To understand the mechanisms involved, three theories have been advanced: (1) humoral factors acting via the systemic circulation, particularly eNO, ROS, adenosine, kininogens and opioids; (2) neurogenic transmission with involvement of muscle afferents and the autonomic nervous system; and (3) effects on immune cells with reduction of neutrophil activation and adherence to endothelium, and inflammatory gene expression [50]. The final common pathway of protection in the target organ involves activation of the reperfusion injury salvage kinases or survival-activating factor enhancement pathways that ultimately converge on the mitochondria to open mKATP channels, thereby preventing the opening of the mPTP [7,8].
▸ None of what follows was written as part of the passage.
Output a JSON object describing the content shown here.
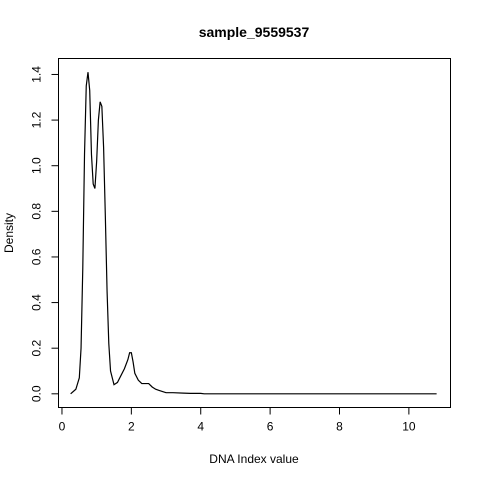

In a meta-analysis of 23 randomized clinical trials of remote conditioning, most involving patients undergoing cardiac surgery, limb conditioning did not reduce mortality or major adverse cardiovascular events compared with no conditioning but did reduce the incidence of myocardial infarction and troponin release [51]. Bøtker and colleagues [52] reported the use of blood pressure cuff inflation/deflation for four cycles of 5-min occlusion in patients with STEMI before primary PCI. The intervention group (n = 73) had higher mean and median salvage indices at 30 days, estimated by gated single photon emission computed tomography, than the control group (n = 69). The benefit was greatest in the subset of patients with coronary vessel occlusion on admission angiography. More recently, Crimi et al. [53] showed that in patients with anterior STEMI, remote ischemic conditioning of the lower limb at the time of primary PCI reduced enzymatic infarct size and was also associated with ST-segment resolution and improvement of T2-weighted edema volume in cardiac MRI.

Conclusion

Although the majority of the studies demonstrate that post-conditioning might reduce injury biomarkers, the other benefits of post-conditioning remain controversial, and data on long-term outcomes are limited. Several confounders such as co-morbidities, co-medication and the difference in post-conditioning protocols might be responsible for the huge disparity observed between the various studies. Moreover, the limited number of randomized trials, including large cohorts, and the significant variations encountered in clinical events when the STEMI model is employed as a post conditioning model make it difficult to confirm the impact of post-conditioning. Further studies are therefore needed to better identify the best protocol to adopt, which patient might gain more benefit from such a procedure, and the overall possible benefits of associating post-conditioning with pharmacological and remote ischemic conditioning.